Here are the typical core objectives we see in practice. For list A, maintain your lifestyle for as long as you (husband and wife) live and control your assets for as long as you live. For list B, transfer your assets to the children and grandchildren intact—free of the estate tax—and educate your grandchildren. For list C, transfer your business to the business child (or children) tax-free and treat the non-business children fairly.

The following are the most common strategies used for the assets you own.

• Your Residence: Use a qualified personal residence trust to remove the residence from your estate, yet live in it for as long as you live.

• Your Business: Transfer your business to the business children using a Grantor retained annuity trust. This removes the business from your estate but allows you to keep control for life (because you retain voting control).

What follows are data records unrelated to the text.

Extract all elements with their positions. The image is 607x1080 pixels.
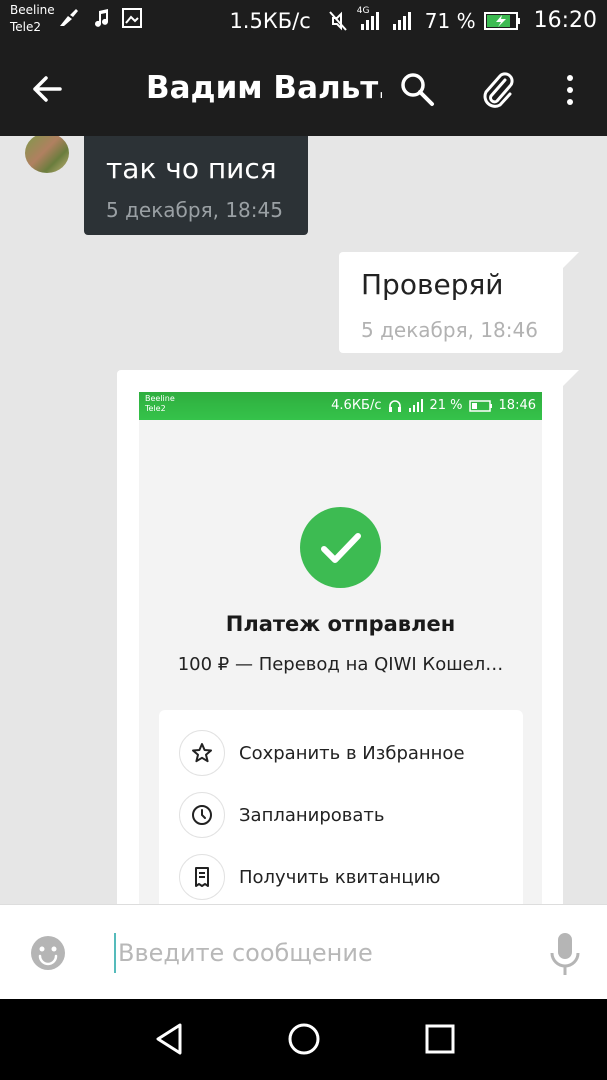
square-recents-icon — [425, 1024, 455, 1054]
status-bar: Beeline Tele2 1.5КБ/с 4G 71 % 16:20 — [0, 0, 607, 40]
screenshot-status-right: 4.6КБ/с 21 % 18:46 — [331, 398, 536, 413]
emoji-button[interactable] — [30, 935, 66, 971]
screenshot-speed: 4.6КБ/с — [331, 398, 382, 413]
image-icon — [122, 8, 142, 28]
clock-icon — [179, 792, 225, 838]
mute-icon — [329, 10, 347, 31]
clock: 16:20 — [533, 8, 597, 33]
payment-actions-card: Сохранить в Избранное Запланировать Полу… — [159, 710, 523, 904]
star-icon — [179, 730, 225, 776]
success-check-icon — [300, 507, 381, 588]
incoming-message[interactable]: так чо пися 5 декабря, 18:45 — [84, 136, 308, 235]
broom-icon — [60, 9, 78, 26]
schedule-action[interactable]: Запланировать — [179, 792, 385, 838]
save-favorite-action[interactable]: Сохранить в Избранное — [179, 730, 465, 776]
more-icon — [567, 75, 573, 81]
search-button[interactable] — [398, 70, 438, 110]
message-input[interactable] — [114, 933, 524, 973]
carrier-names: Beeline Tele2 — [10, 2, 55, 36]
battery-charging-icon — [483, 11, 520, 30]
message-list[interactable]: так чо пися 5 декабря, 18:45 Проверяй 5 … — [0, 136, 607, 904]
headphones-icon — [388, 399, 401, 412]
music-note-icon — [95, 9, 108, 27]
signal-4g-icon: 4G — [357, 6, 383, 32]
back-button[interactable] — [26, 68, 68, 110]
emoji-icon — [31, 936, 65, 970]
system-nav-bar — [0, 999, 607, 1080]
voice-message-button[interactable] — [548, 931, 582, 977]
status-right: 1.5КБ/с 4G 71 % 16:20 — [229, 6, 597, 34]
circle-home-icon — [288, 1023, 320, 1055]
payment-title: Платеж отправлен — [225, 612, 456, 636]
message-text: так чо пися — [106, 152, 277, 185]
network-speed: 1.5КБ/с — [229, 8, 311, 33]
nav-home-button[interactable] — [286, 1021, 322, 1057]
battery-icon — [468, 399, 492, 412]
receipt-action[interactable]: Получить квитанцию — [179, 854, 440, 900]
action-label: Получить квитанцию — [239, 866, 441, 888]
battery-percent: 71 % — [424, 8, 476, 33]
message-composer — [0, 904, 607, 999]
nav-recents-button[interactable] — [422, 1021, 458, 1057]
screenshot-time: 18:46 — [498, 398, 536, 413]
screenshot-carriers: Beeline Tele2 — [145, 394, 175, 414]
carrier-2: Tele2 — [10, 20, 42, 34]
receipt-icon — [179, 854, 225, 900]
screenshot-battery: 21 % — [429, 398, 463, 413]
screenshot-status-bar: Beeline Tele2 4.6КБ/с 21 % 18:46 — [139, 392, 542, 420]
nav-back-button[interactable] — [152, 1021, 188, 1057]
message-time: 5 декабря, 18:46 — [361, 318, 538, 342]
chat-title[interactable]: Вадим Вальт… — [146, 70, 382, 106]
microphone-icon — [550, 933, 580, 975]
signal-icon — [408, 398, 423, 412]
more-options-button[interactable] — [552, 70, 588, 110]
carrier-1: Beeline — [10, 3, 55, 17]
action-label: Сохранить в Избранное — [239, 742, 465, 764]
back-arrow-icon — [33, 76, 62, 102]
payment-screenshot[interactable]: Beeline Tele2 4.6КБ/с 21 % 18:46 Платеж … — [139, 392, 542, 904]
notification-icons — [58, 8, 142, 28]
outgoing-message[interactable]: Проверяй 5 декабря, 18:46 — [339, 252, 579, 353]
contact-avatar[interactable] — [25, 136, 69, 173]
payment-subtitle: 100 ₽ — Перевод на QIWI Кошел… — [177, 654, 504, 675]
signal-icon — [392, 11, 411, 30]
search-icon — [401, 73, 434, 106]
attach-icon — [483, 72, 514, 108]
chat-toolbar: Вадим Вальт… — [0, 40, 607, 136]
attach-button[interactable] — [478, 70, 518, 110]
screenshot-carrier-1: Beeline — [145, 394, 175, 403]
message-text: Проверяй — [361, 268, 504, 301]
triangle-back-icon — [156, 1023, 182, 1055]
screenshot-carrier-2: Tele2 — [145, 404, 166, 413]
outgoing-image-message[interactable]: Beeline Tele2 4.6КБ/с 21 % 18:46 Платеж … — [117, 370, 579, 904]
message-time: 5 декабря, 18:45 — [106, 198, 283, 222]
action-label: Запланировать — [239, 804, 385, 826]
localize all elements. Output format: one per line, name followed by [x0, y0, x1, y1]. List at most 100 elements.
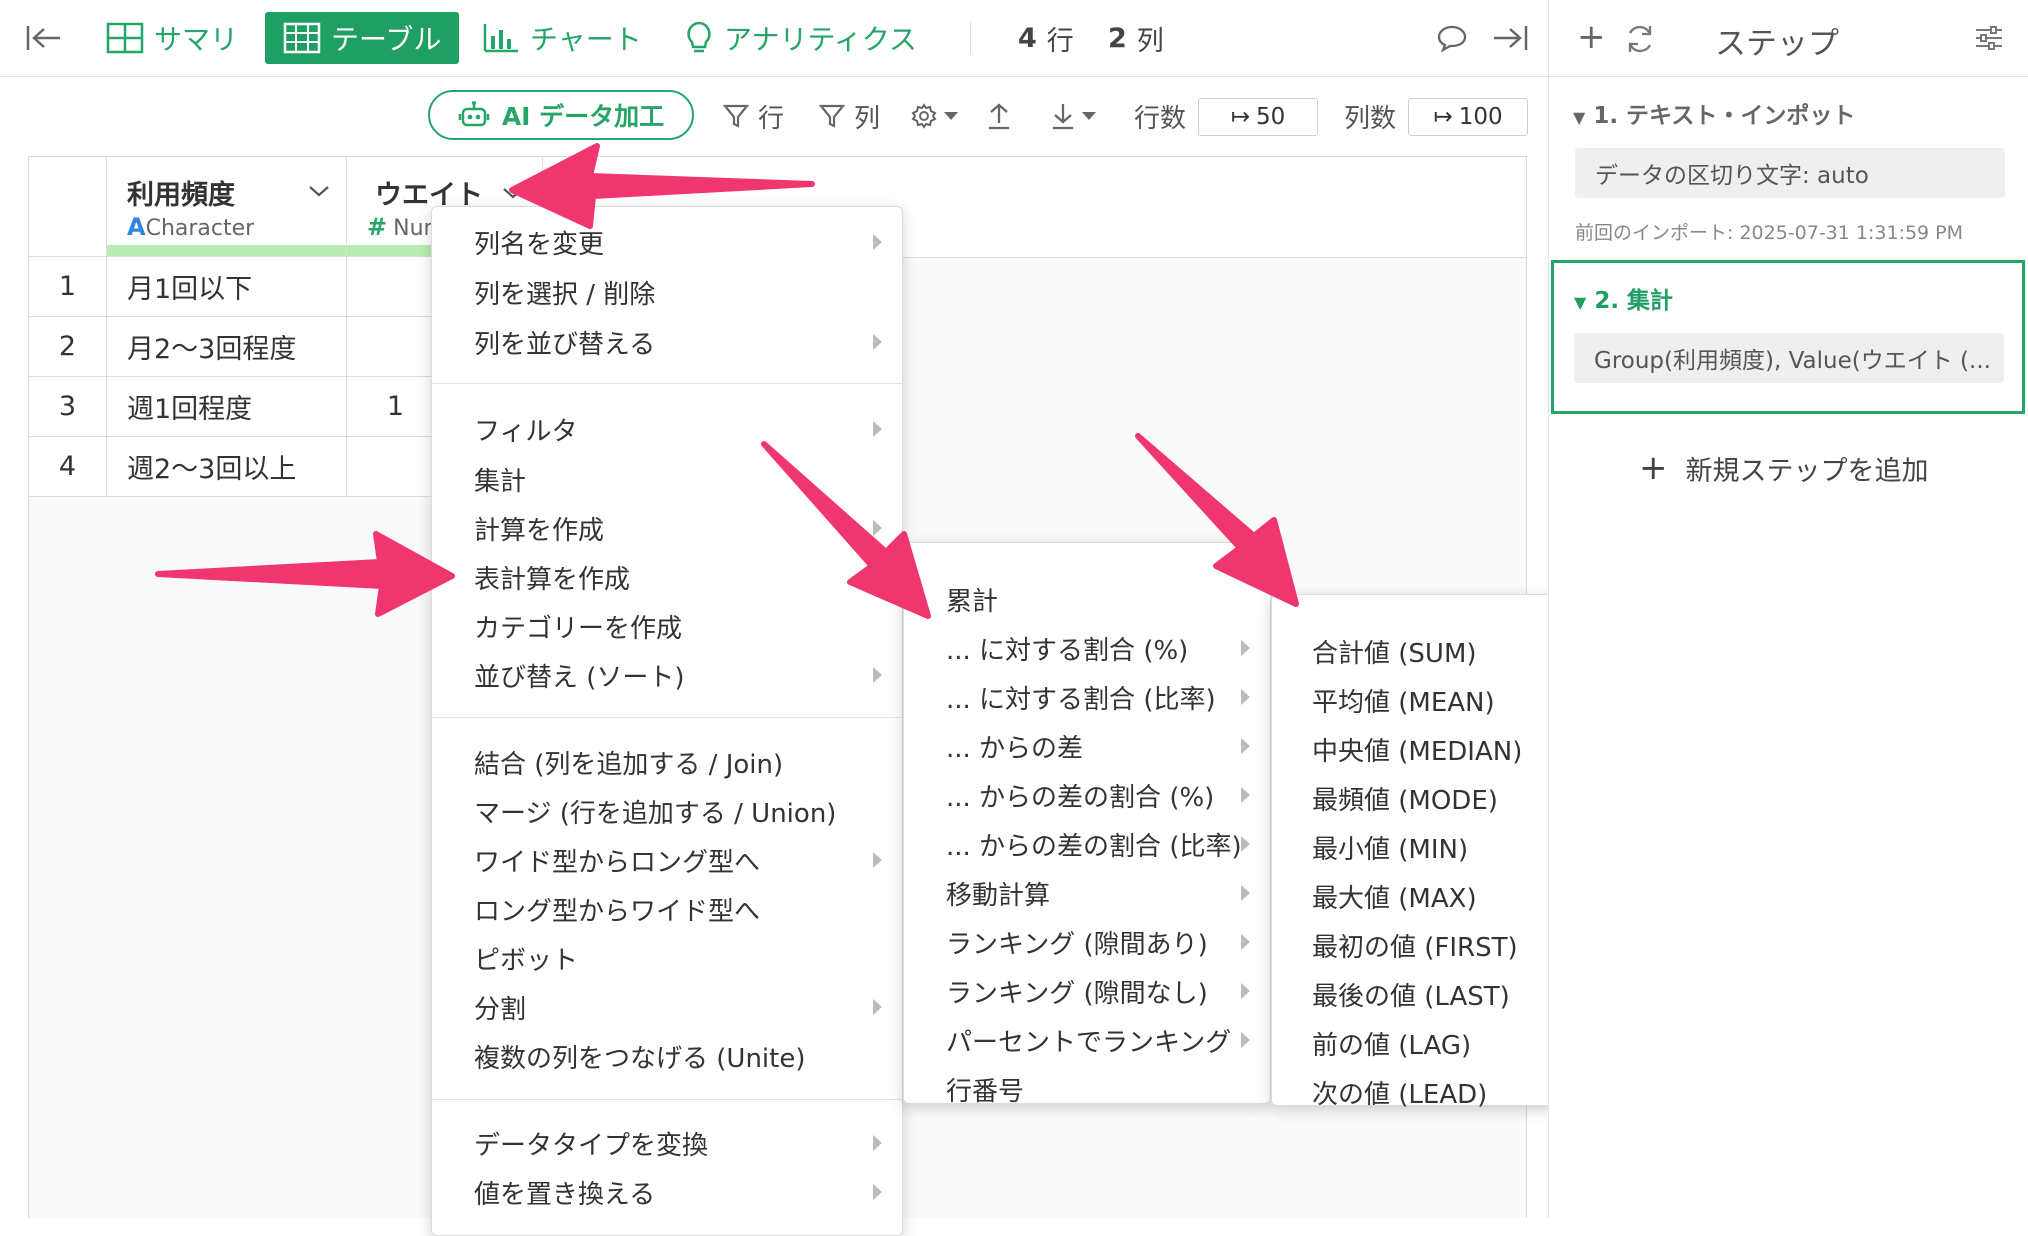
step-1-title[interactable]: ▼ 1. テキスト・インポット [1573, 96, 1855, 130]
caret-down-icon [1082, 112, 1096, 120]
menu-item-convert-type[interactable]: データタイプを変換 [432, 1121, 902, 1165]
menu-item-ranking-without-gaps[interactable]: ランキング (隙間なし) [904, 969, 1270, 1013]
chevron-right-icon [873, 520, 882, 536]
refresh-icon[interactable] [1623, 22, 1657, 56]
tab-chart[interactable]: チャート [482, 12, 642, 64]
chevron-down-icon[interactable] [307, 183, 331, 199]
menu-item-rename-column[interactable]: 列名を変更 [432, 220, 902, 264]
menu-item-cumulative[interactable]: 累計 [904, 577, 1270, 621]
tab-analytics[interactable]: アナリティクス [684, 12, 917, 64]
menu-item-percent-ranking[interactable]: パーセントでランキング [904, 1018, 1270, 1062]
caret-down-icon: ▼ [1574, 293, 1587, 312]
filter-columns-button[interactable]: 列 [818, 96, 880, 136]
filter-rows-button[interactable]: 行 [722, 96, 784, 136]
steps-panel: + ステップ ▼ 1. テキスト・インポット データの区切り文字: auto 前回… [1548, 0, 2028, 1218]
menu-divider [432, 1099, 902, 1100]
sliders-icon[interactable] [1973, 22, 2005, 54]
settings-dropdown[interactable] [910, 96, 960, 136]
tab-summary[interactable]: サマリ [106, 12, 238, 64]
table-cell[interactable]: 週1回程度 [107, 377, 347, 437]
chevron-right-icon [1241, 640, 1250, 656]
chevron-right-icon [873, 421, 882, 437]
chevron-right-icon [873, 1184, 882, 1200]
menu-item-last[interactable]: 最後の値 (LAST) [1272, 972, 1588, 1016]
menu-item-mean[interactable]: 平均値 (MEAN) [1272, 678, 1588, 722]
menu-item-moving-calculation[interactable]: 移動計算 [904, 871, 1270, 915]
steps-title: ステップ [1715, 26, 1839, 62]
menu-item-wide-to-long[interactable]: ワイド型からロング型へ [432, 838, 902, 882]
tab-summary-label: サマリ [154, 23, 239, 56]
menu-item-first[interactable]: 最初の値 (FIRST) [1272, 923, 1588, 967]
menu-item-select-delete-column[interactable]: 列を選択 / 削除 [432, 270, 902, 314]
menu-item-lead[interactable]: 次の値 (LEAD) [1272, 1070, 1588, 1114]
table-cell[interactable]: 週2〜3回以上 [107, 437, 347, 497]
row-count-value: 4 [1018, 22, 1037, 54]
menu-item-pivot[interactable]: ピボット [432, 936, 902, 980]
chevron-right-icon [1241, 738, 1250, 754]
menu-item-median[interactable]: 中央値 (MEDIAN) [1272, 727, 1588, 771]
table-icon [283, 22, 321, 54]
menu-item-union[interactable]: マージ (行を追加する / Union) [432, 789, 902, 833]
step-1-import-time: 前回のインポート: 2025-07-31 1:31:59 PM [1575, 222, 1964, 244]
chevron-down-icon[interactable] [501, 185, 525, 201]
menu-item-ranking-with-gaps[interactable]: ランキング (隙間あり) [904, 920, 1270, 964]
menu-item-create-calculation[interactable]: 計算を作成 [432, 506, 902, 550]
top-toolbar: サマリ テーブル チャート アナリティクス 4行 2列 [0, 0, 1548, 77]
menu-item-filter[interactable]: フィルタ [432, 407, 902, 451]
menu-item-table-calculation[interactable]: 表計算を作成 [432, 555, 902, 599]
rows-limit-label: 行数 [1134, 103, 1187, 134]
ai-data-processing-button[interactable]: AI データ加工 [428, 90, 694, 140]
chevron-right-icon [873, 234, 882, 250]
menu-item-join[interactable]: 結合 (列を追加する / Join) [432, 740, 902, 784]
arrow-right-bar-icon: ↦ [1230, 104, 1250, 130]
rows-limit-input[interactable]: ↦ 50 [1198, 98, 1318, 136]
upload-icon[interactable] [986, 96, 1012, 136]
column-context-menu: 列名を変更 列を選択 / 削除 列を並び替える フィルタ 集計 計算を作成 表計… [431, 206, 903, 1236]
collapse-left-icon[interactable] [24, 12, 74, 64]
menu-item-ratio-of[interactable]: ... に対する割合 (比率) [904, 675, 1270, 719]
menu-item-long-to-wide[interactable]: ロング型からワイド型へ [432, 887, 902, 931]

• Qualified plans: The funds in these plans are double taxed, robbing your family of about 75 percent of the plan funds (i.e. the tax collectors get about $750,000 if you have $l million in the plans, and your family receives only $250.000). Create a subtrust to buy life insurance. This usually triples (or more) the amount you have in the plan, and your heirs get it all tax-free. For example, $1 million in the plan (worth only $250,000 to your family) will turn into $3 million or more for your family with a subtrust, tax-free.

• All other assets: Transfer these assets (all your assets—except those in the first three categories—including publicly traded stocks, bonds, real estate and other investments) to a family limited partnership.

• Insurance: Get it out of your corporation and transfer all policies you or your spouse own to an irrevocable life insurance trust.

Finally, Step 4 to build an “asset-immune system” is this. If you are about to start your estate planning process, find an advisor who knows how to implement the first three steps. If your plan does not eliminate the estate tax, get a second opinion.